When he was asked how that affects his daughter, Trump responded: ‘I have a deal with her. She’s just 17 and she’s doing great, Ivanka, and she made me promise her – to swear to her – that I would never date a girl younger than her.’
He continued: ‘So as she grows older, the field is getting very limited.’
Stern responded: ‘Yeah, I mean the nerve of her, now you can’t go out with 16 year olds.’
At the time of the interview, Trump had already started dating his future wife number three, Melania, who is actually closer in age to Ivanka. Trump is 70 years old while his wife and eldest daughter are 46 and 34 respectively.
The interview was unearthed by a Democratic strategist who shared it with the New York Daily News.
The interview just adds to plethora of uncomfortable comments the Republican nominee has made about his eldest daughter.

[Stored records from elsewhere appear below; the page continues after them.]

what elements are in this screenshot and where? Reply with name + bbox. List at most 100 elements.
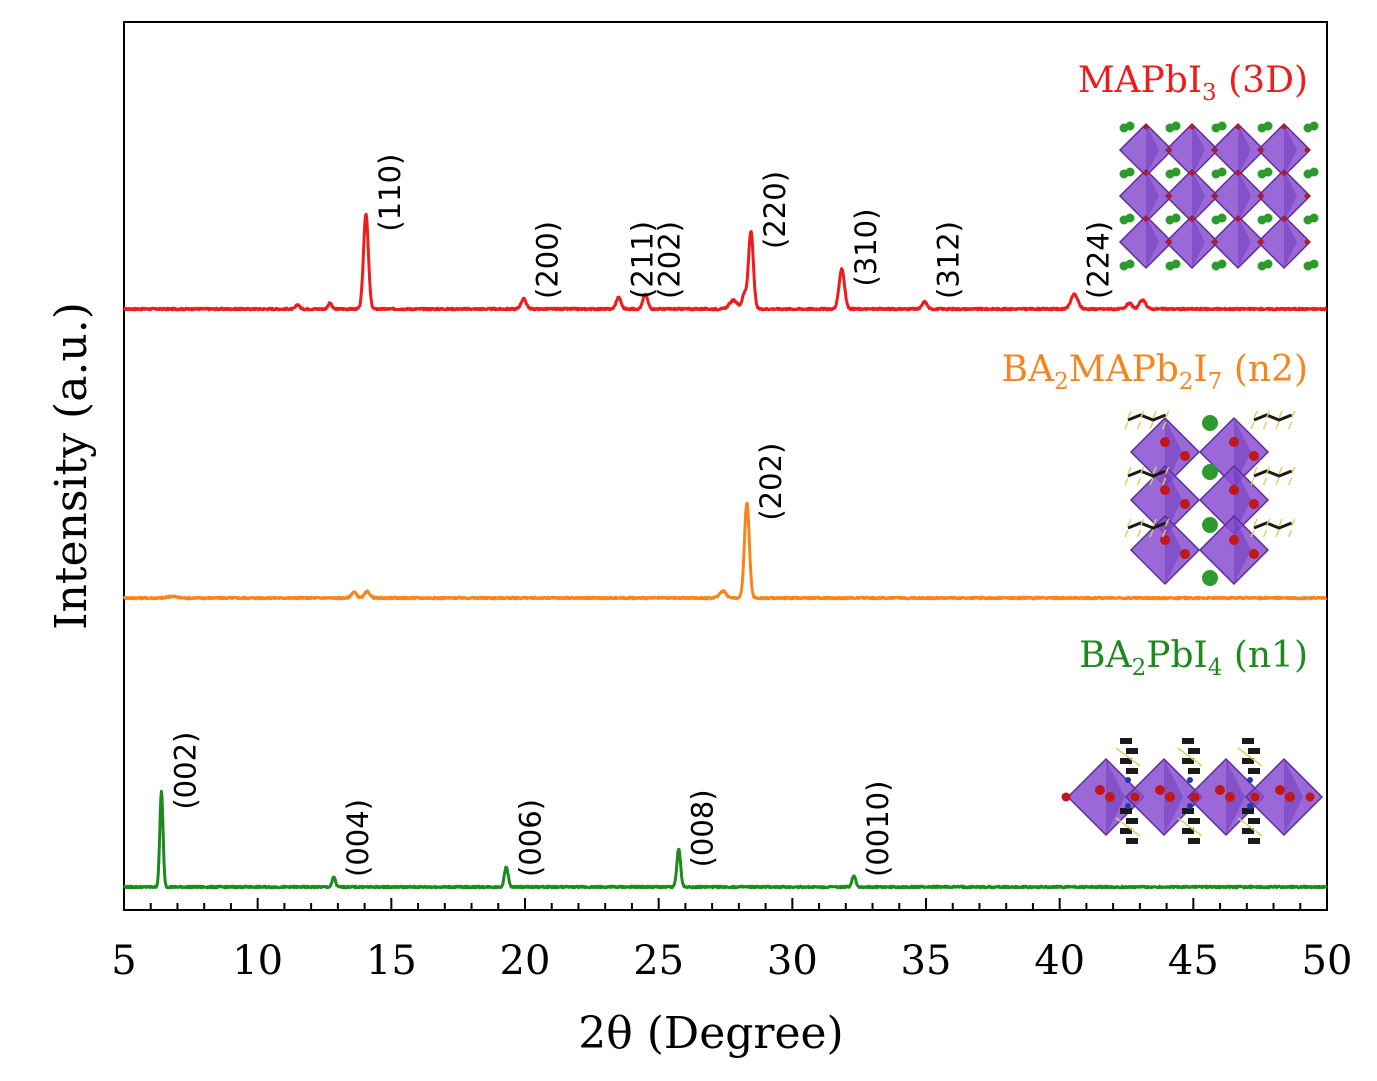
hydrogen-bond	[1177, 817, 1203, 837]
peak-label: (211)	[626, 221, 660, 299]
hydrogen-bond	[1250, 421, 1255, 430]
cation-atom	[1171, 259, 1181, 269]
hydrogen-bond	[1161, 529, 1167, 538]
organic-chain	[1248, 748, 1260, 754]
hydrogen-bond	[1262, 477, 1268, 486]
peak-label: (002)	[168, 732, 202, 810]
halide-atom	[1166, 147, 1172, 153]
hydrogen-bond	[1253, 518, 1258, 527]
organic-chain	[1120, 758, 1132, 764]
peak-label: (200)	[531, 221, 565, 299]
octahedron-shade	[1192, 124, 1205, 176]
hydrogen-bond	[1253, 410, 1258, 419]
cation-atom	[1125, 259, 1135, 269]
cation-atom	[1309, 213, 1319, 223]
hydrogen-bond	[1250, 477, 1255, 486]
organic-chain	[1188, 818, 1200, 824]
x-tick-label: 5	[111, 938, 136, 984]
hydrogen-bond	[1149, 477, 1154, 486]
organic-chain	[1242, 808, 1254, 814]
octahedron-shade	[1192, 170, 1205, 222]
halide-atom	[1258, 239, 1264, 245]
hydrogen-bond	[1136, 421, 1142, 430]
nitrogen-atom	[1125, 803, 1131, 809]
halide-atom	[1258, 193, 1264, 199]
cation-atom	[1217, 121, 1227, 131]
halide-atom	[1166, 193, 1172, 199]
hydrogen-bond	[1136, 477, 1142, 486]
halide-atom	[1304, 193, 1310, 199]
hydrogen-bond	[1287, 477, 1293, 486]
halide-atom	[1143, 216, 1149, 222]
hydrogen-bond	[1275, 529, 1280, 538]
label-subscript: 2	[1054, 369, 1069, 395]
halide-atom	[1235, 170, 1241, 176]
label-subscript: 4	[1208, 655, 1223, 681]
traces	[122, 212, 1328, 890]
x-axis: 5 10 15 20 25 30 35 40 45 50	[111, 898, 1352, 984]
octahedron-shade	[1226, 759, 1245, 835]
hydrogen-bond	[1115, 817, 1141, 837]
organic-chain	[1120, 738, 1132, 744]
peak-label: (004)	[341, 799, 375, 877]
halide-atom	[1180, 499, 1190, 509]
series-label: MAPbI3 (3D)	[1078, 60, 1308, 106]
halide-atom	[1165, 792, 1175, 802]
organic-chain	[1182, 758, 1194, 764]
hydrogen-bond	[1278, 410, 1283, 419]
peak-label: (006)	[513, 799, 547, 877]
halide-atom	[1304, 239, 1310, 245]
cation-atom	[1263, 167, 1273, 177]
series-label: BA2PbI4 (n1)	[1079, 635, 1308, 681]
halide-atom	[1130, 792, 1140, 802]
organic-chain	[1188, 748, 1200, 754]
halide-atom	[1180, 451, 1190, 461]
cation-atom	[1217, 167, 1227, 177]
octahedron-shade	[1234, 516, 1251, 584]
hydrogen-bond	[1177, 747, 1203, 767]
halide-atom	[1212, 147, 1218, 153]
x-tick-label: 15	[366, 938, 417, 984]
halide-atom	[1235, 124, 1241, 130]
label-text: MAPbI	[1078, 60, 1202, 101]
halide-atom	[1225, 792, 1235, 802]
octahedron	[1164, 214, 1220, 270]
halide-atom	[1190, 792, 1200, 802]
halide-atom	[1189, 216, 1195, 222]
cation-atom	[1263, 121, 1273, 131]
peak-annotations: (110)(200) (211)(202)(220) (310) (312) (224)…	[168, 154, 1115, 877]
octahedron-shade	[1238, 124, 1251, 176]
peak-label: (224)	[1081, 221, 1115, 299]
cation-atom	[1202, 517, 1218, 533]
octahedron-shade	[1165, 466, 1182, 534]
octahedron-shade	[1165, 418, 1182, 486]
peak-label: (202)	[652, 221, 686, 299]
series-line	[122, 789, 1328, 890]
cation-atom	[1309, 259, 1319, 269]
halide-atom	[1281, 124, 1287, 130]
hydrogen-bond	[1152, 466, 1157, 475]
label-text: MAPb	[1069, 349, 1179, 390]
hydrogen-bond	[1152, 410, 1157, 419]
organic-chain	[1242, 828, 1254, 834]
hydrogen-bond	[1139, 466, 1145, 475]
halide-atom	[1281, 170, 1287, 176]
label-text: PbI	[1146, 635, 1208, 676]
octahedron-shade	[1146, 170, 1159, 222]
halide-atom	[1160, 535, 1170, 545]
halide-atom	[1160, 437, 1170, 447]
organic-chain	[1126, 748, 1138, 754]
cation-atom	[1171, 167, 1181, 177]
octahedron-shade	[1165, 516, 1182, 584]
hydrogen-bond	[1161, 477, 1167, 486]
octahedron-shade	[1284, 216, 1297, 268]
organic-chain	[1126, 838, 1138, 844]
hydrogen-bond	[1124, 529, 1129, 538]
x-tick-label: 45	[1168, 938, 1219, 984]
x-tick-label: 25	[633, 938, 684, 984]
halide-atom	[1189, 170, 1195, 176]
hydrogen-bond	[1164, 518, 1170, 527]
organic-chain	[1127, 469, 1167, 478]
hydrogen-bond	[1262, 529, 1268, 538]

In another Howard Stern interview from 2003, Trump bragged about his daughter’s figure, saying: ‘You know who’s one of the great beauties of the world, according to everybody? And I helped create her. Ivanka.
My daughter, Ivanka. She’s 6 feet tall, she’s got the best body. She made a lot money as a model—a tremendous amount.’
He’s also suggested that he might be dating his daughter, if they weren’t related.
‘I’ve said if Ivanka weren’t my daughter, perhaps I’d be dating her,’ Trump said in an appearance on The View.
Since Trump first announced his Presidential candidacy, people have been saying that Ivanka had the power to soften his image and broaden his appeal, perhaps even among the women voters who’ve increasingly turned against him. (According to the latest Wall Street Journal/NBC poll, Trump trails Hillary Clinton among women voters by twenty points.)
Ivanka is modern and accomplished: a thirty-four-year-old mother of three, who co-runs the Trump Organization while heading her own fashion line, plus a sleek Web site that “celebrates women who work” with brand-building enthusiasm.
Among Trump’s other campaign surrogates, his wife, Melania, seems to muddle things (in an interview with Anderson Cooper this week, she compared her husband to a little boy—not what most of us have in mind for a President), while Rudy Giuliani inflames them (his odd defense of Trump and himself was to the effect that “everybody” commits adultery).
But elegant, beautiful Ivanka, possessed of the self-discipline and social graces that permanently elude her father, has been like the white-noise machine of the campaign, muting and sometimes neutralizing his outbursts.